The Nicaraguan Route

I worked for the Panama Canal Commission during the “transition period,” from 1981 through 1985. For the first two years the Canal Zone district court was still open. I was the last lawyer admitted to the Canal Zone bar.

I did a lot of reading about Canal history during those times. The Nicaraguan route was a possibility that was seriously discussed in the early 1900’s—the French effort in Panama had failed—and the presence of Lake Nicaragua was considered a plus. To convince his colleagues to turn away from the Nicaraguan route, a congressman brought a Nicaraguan postage stamp to the floor of the House. The stamp showed an active volcano and afterwards the Congress turned its attentions more seriously to Panama.

Today Nicaragua has its own problems: Daniel Ortega and the Sandinistas. To quote Gerry Adams, they’re still around, you know. In Panama I worked with George Rivas, who had been the translator for William Stewart, the ABC News reporter who was shot by one of Somoza’s National Guard soldiers. George was a Jehovah’s Witness from Louisiana. In Nicaragua he met and married his wife, Cristina. She had been involved with the Sandinistas herself.

After Nicaragua, he moved back to New Orleans so Cristina could learn English. The Canal had a procurement office at 4400 Dauphine Street. George then got a job in my office in Panama and stayed after I left. It was around this time that George broke up with Cristina. Cristina took this badly.

The split was theatrical: George fell in love with a Panamanian stripper who worked at the same dive written about by William Burroughs in his novel Junkie. After shooting his wife, Burroughs headed south and spent some time in Panama before continuing on to Colombia where he experimented with ayahuasca, said to be a therapy to cure heroin addiction.

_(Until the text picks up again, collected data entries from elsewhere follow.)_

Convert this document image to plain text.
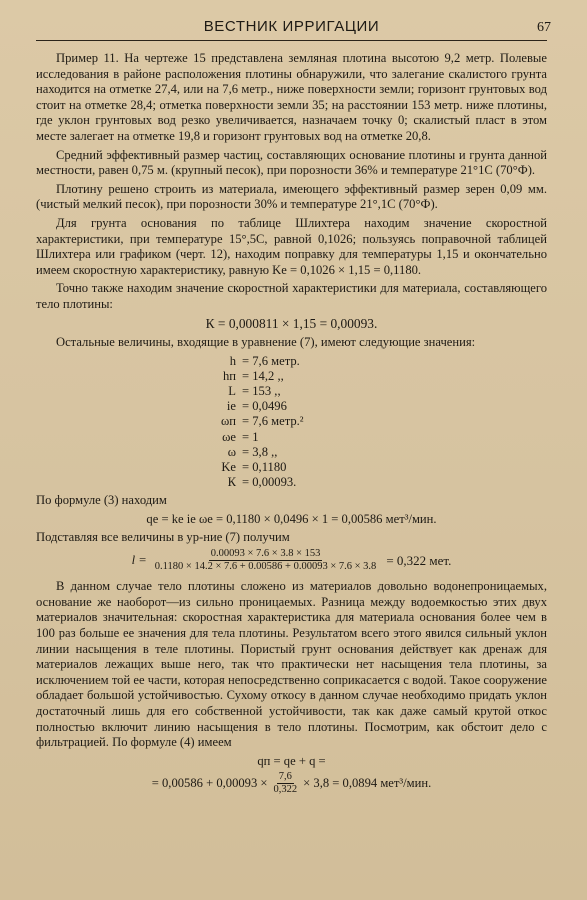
ВЕСТНИК ИРРИГАЦИИ	67

Пример 11. На чертеже 15 представлена земляная плотина высотою 9,2 метр. Полевые исследования в районе расположения плотины обнаружили, что залегание скалистого грунта находится на отметке 27,4, или на 7,6 метр., ниже поверхности земли; горизонт грунтовых вод стоит на отметке 28,4; отметка поверхности земли 35; на расстоянии 153 метр. ниже плотины, где уклон грунтовых вод резко увеличивается, назначаем точку 0; скалистый пласт в этом месте залегает на отметке 19,8 и горизонт грунтовых вод на отметке 20,8.

Средний эффективный размер частиц, составляющих основание плотины и грунта данной местности, равен 0,75 м. (крупный песок), при порозности 36% и температуре 21°1С (70°Ф).

Плотину решено строить из материала, имеющего эффективный размер зерен 0,09 мм. (чистый мелкий песок), при порозности 30% и температуре 21°,1С (70°Ф).

Для грунта основания по таблице Шлихтера находим значение скоростной характеристики, при температуре 15°,5С, равной 0,1026; пользуясь поправочной таблицей Шлихтера или графиком (черт. 12), находим поправку для температуры 1,15 и окончательно имеем скоростную характеристику, равную Kе = 0,1026 × 1,15 = 0,1180.

Точно также находим значение скоростной характеристики для материала, составляющего тело плотины:

К = 0,000811 × 1,15 = 0,00093.

Остальные величины, входящие в уравнение (7), имеют следующие значения:

h = 7,6 метр.
hп = 14,2 ,,
L = 153 ,,
iе = 0,0496
ωп = 7,6 метр.²
ωе = 1
ω = 3,8 ,,
Kе = 0,1180
К = 0,00093.

По формуле (3) находим

qе = kе iе ωе = 0,1180 × 0,0496 × 1 = 0,00586 мет³/мин.

Подставляя все величины в ур-ние (7) получим

$l = \frac{0.00093 \times 7.6 \times 3.8 \times 153}{0.1180 \times 14.2 \times 7.6 + 0.00586 + 0.00093 \times 7.6 \times 3.8} = 0,322$ мет.

В данном случае тело плотины сложено из материалов довольно водонепроницаемых, основание же наоборот—из сильно проницаемых. Разница между водоемкостью этих двух материалов значительная: скоростная характеристика для материала основания более чем в 100 раз больше ее значения для тела плотины. Результатом всего этого явился сильный уклон линии насыщения в теле плотины. Пористый грунт основания действует как дренаж для материалов лежащих выше него, так что практически нет насыщения тела плотины, за исключением той ее части, которая непосредственно соприкасается с водой. Такое сооружение обладает большой устойчивостью. Сухому откосу в данном случае необходимо придать уклон достаточный лишь для его собственной устойчивости, так как даже самый крутой откос полностью включит линию насыщения в тело плотины. Посмотрим, как обстоит дело с фильтрацией. По формуле (4) имеем

qп = qе + q =
= $0,00586 + 0,00093 \times \frac{7,6}{0,322} \times 3,8 = 0,0894$ мет³/мин.
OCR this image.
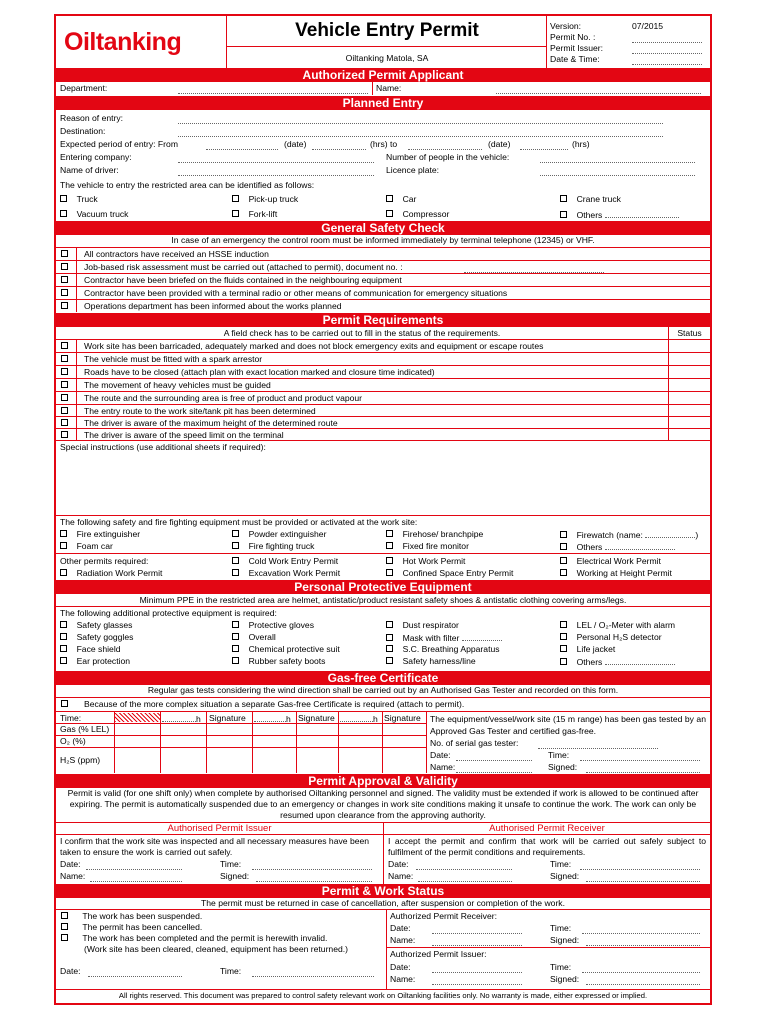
Oiltanking	Vehicle Entry Permit
Oiltanking Matola, SA
Version:	07/2015
Permit No. :
Permit Issuer:
Date & Time:
Authorized Permit Applicant
Department:	Name:
Planned Entry
Reason of entry:
Destination:
Expected period of entry: From	(date)	(hrs) to	(date)	(hrs)
Entering company:	Number of people in the vehicle:
Name of driver:	Licence plate:
The vehicle to entry the restricted area can be identified as follows:
Truck	Pick-up truck	Car	Crane truck
Vacuum truck	Fork-lift	Compressor	Others
General Safety Check
In case of an emergency the control room must be informed immediately by terminal telephone (12345) or VHF.
All contractors have received an HSSE induction
Job-based risk assessment must be carried out (attached to permit), document no. :
Contractor have been briefed on the fluids contained in the neighbouring equipment
Contractor have been provided with a terminal radio or other means of communication for emergency situations
Operations department has been informed about the works planned
Permit Requirements
A field check has to be carried out to fill in the status of the requirements.	Status
Work site has been barricaded, adequately marked and does not block emergency exits and equipment or escape routes
The vehicle must be fitted with a spark arrestor
Roads have to be closed (attach plan with exact location marked and closure time indicated)
The movement of heavy vehicles must be guided
The route and the surrounding area is free of product and product vapour
The entry route to the work site/tank pit has been determined
The driver is aware of the maximum height of the determined route
The driver is aware of the speed limit on the terminal
Special instructions (use additional sheets if required):
The following safety and fire fighting equipment must be provided or activated at the work site:
Fire extinguisher	Powder extinguisher	Firehose/ branchpipe	Firewatch (name:	)
Foam car	Fire fighting truck	Fixed fire monitor	Others
Other permits required:	Cold Work Entry Permit	Hot Work Permit	Electrical Work Permit
Radiation Work Permit	Excavation Work Permit	Confined Space Entry Permit	Working at Height Permit
Personal Protective Equipment
Minimum PPE in the restricted area are helmet, antistatic/product resistant safety shoes & antistatic clothing covering arms/legs.
The following additional protective equipment is required:
Safety glasses	Protective gloves	Dust respirator	LEL / O₂-Meter with alarm
Safety goggles	Overall	Mask with filter	Personal H₂S detector
Face shield	Chemical protective suit	S.C. Breathing Apparatus	Life jacket
Ear protection	Rubber safety boots	Safety harness/line	Others
Gas-free Certificate
Regular gas tests considering the wind direction shall be carried out by an Authorised Gas Tester and recorded on this form.
Because of the more complex situation a separate Gas-free Certificate is required (attach to permit).
Time:	h Signature	h Signature	h Signature
Gas (% LEL)
O₂ (%)
H₂S (ppm)
The equipment/vessel/work site (15 m range) has been gas tested by an Approved Gas Tester and certified gas-free.
No. of serial gas tester:
Date:	Time:
Name:	Signed:
Permit Approval & Validity
Permit is valid (for one shift only) when complete by authorised Oiltanking personnel and signed. The validity must be extended if work is allowed to be continued after expiring. The permit is automatically suspended due to an emergency or changes in work site conditions making it unsafe to continue the work. The work can only be resumed upon clearance from the approving authority.
Authorised Permit Issuer	Authorised Permit Receiver
I confirm that the work site was inspected and all necessary measures have been taken to ensure the work is carried out safely.
I accept the permit and confirm that work will be carried out safely subject to fulfilment of the permit conditions and requirements.
Date:	Time:
Name:	Signed:
Date:	Time:
Name:	Signed:
Permit & Work Status
The permit must be returned in case of cancellation, after suspension or completion of the work.
The work has been suspended.
The permit has been cancelled.
The work has been completed and the permit is herewith invalid.
(Work site has been cleared, cleaned, equipment has been returned.)
Date:	Time:
Authorized Permit Receiver:
Date:	Time:
Name:	Signed:
Authorized Permit Issuer:
Date:	Time:
Name:	Signed:
All rights reserved. This document was prepared to control safety relevant work on Oiltanking facilities only. No warranty is made, either expressed or implied.
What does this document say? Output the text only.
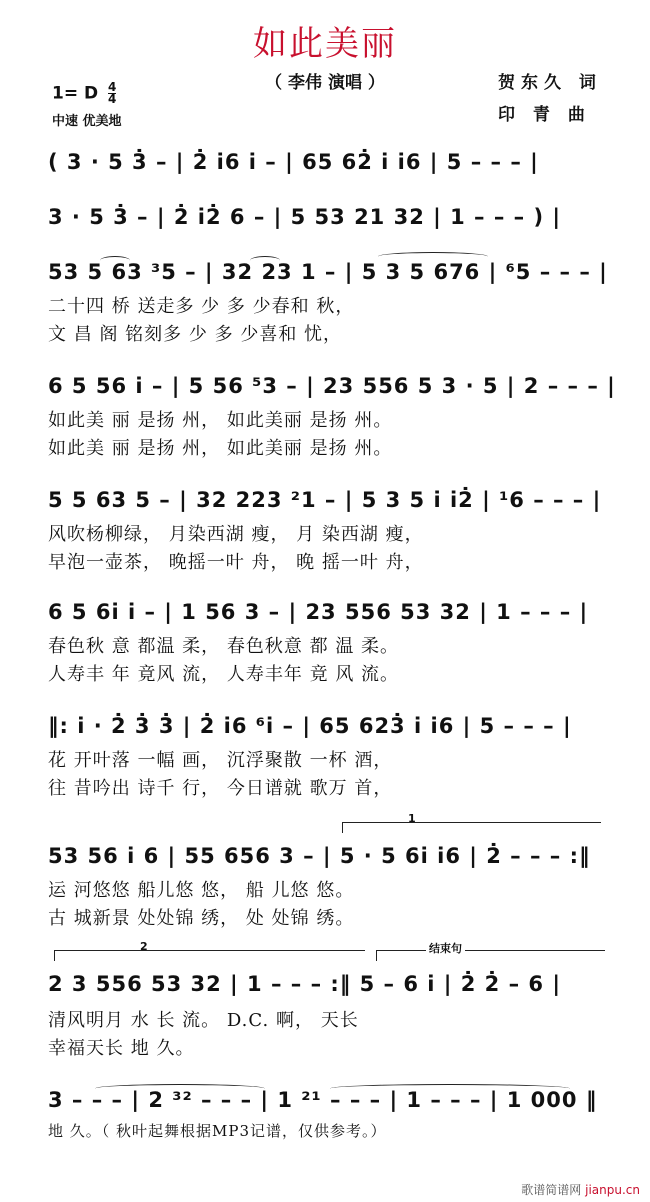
如此美丽
（ 李伟 演唱 ）	贺东久 词
印 青 曲
1= D $\frac{4}{4}$
中速 优美地
( 3 · 5 3̇ – | 2̇ i6 i – | 65 62̇ i i6 | 5 – – – |
3 · 5 3̇ – | 2̇ i2̇ 6 – | 5 53 21 32 | 1 – – – ) |
53 5 63 ³5 – | 32 23 1 – | 5 3 5 676 | ⁶5 – – – |
二十四 桥 送走多 少 多 少春和 秋，
文 昌 阁 铭刻多 少 多 少喜和 忧，
6 5 56 i – | 5 56 ⁵3 – | 23 556 5 3 · 5 | 2 – – – |
如此美 丽 是扬 州， 如此美丽 是扬 州。
如此美 丽 是扬 州， 如此美丽 是扬 州。
5 5 63 5 – | 32 223 ²1 – | 5 3 5 i i2̇ | ¹6 – – – |
风吹杨柳绿， 月染西湖 瘦， 月 染西湖 瘦，
早泡一壶茶， 晚摇一叶 舟， 晚 摇一叶 舟，
6 5 6i i – | 1 56 3 – | 23 556 53 32 | 1 – – – |
春色秋 意 都温 柔， 春色秋意 都 温 柔。
人寿丰 年 竟风 流， 人寿丰年 竟 风 流。
‖: i · 2̇ 3̇ 3̇ | 2̇ i6 ⁶i – | 65 623̇ i i6 | 5 – – – |
花 开叶落 一幅 画， 沉浮聚散 一杯 酒，
往 昔吟出 诗千 行， 今日谱就 歌万 首，
1
53 56 i 6 | 55 656 3 – | 5 · 5 6i i6 | 2̇ – – – :‖
运 河悠悠 船儿悠 悠， 船 儿悠 悠。
古 城新景 处处锦 绣， 处 处锦 绣。
2	结束句
2 3 556 53 32 | 1 – – – :‖ 5 – 6 i | 2̇ 2̇ – 6 |
清风明月 水 长 流。 D.C. 啊， 天长
幸福天长 地 久。
3 – – – | 2 ³² – – – | 1 ²¹ – – – | 1 – – – | 1 000 ‖
地 久。（ 秋叶起舞根据MP3记谱，仅供参考。）
歌谱简谱网 jianpu.cn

Cristina saw her husband and his new friend sitting in his car at the Balboa train station, a place where trains then appeared only twice each day. The discovery upset her. She drove into the station, accelerated and rammed her husband’s car from behind.

It is a bad idea to fight with your wife; it is a worse idea to fight with your wife when she has military training provided by a guerrilla army that successfully overthrew a government.

The Panamanian Defense Forces, then under the command of General Noriega, responded. The Zonians took Cristina’s side even though she was a newcomer and neither Panamanian nor American. Even the Witnesses had had enough and excommunicated Ted. He told me that he was confident he would someday be re-admitted to his faith and he did achieve this much later.

Cristina must have shared her military credentials earned during the war to overthrow Tacho because the Defense Forces did nothing and let her go. Eventually George divorced Cristina, resigned and moved to Miami. There he got a job in City Hall.

I was in Miami from 1985 to 2001, before I made the fateful decision to work in Saudi Arabia. There I saw George only twice. Back in the US, George married an FBI agent. I suppose it would have been awkward for us to socialize together as his new wife was working hard to put my clients in jail.

George then moved back to New Orleans, where he now works for the park district. I got his email from their web site and put him on the mailing list for my A Brief Unpleasantness pandemic newsletter from Bahrain, but I never heard from him.

From him and Cristina I learned a good deal about the war in Nicaragua. When I left Panama in 1985, the Contra war was hot. And Noriega? To quote an LA newspaper, He was our guy.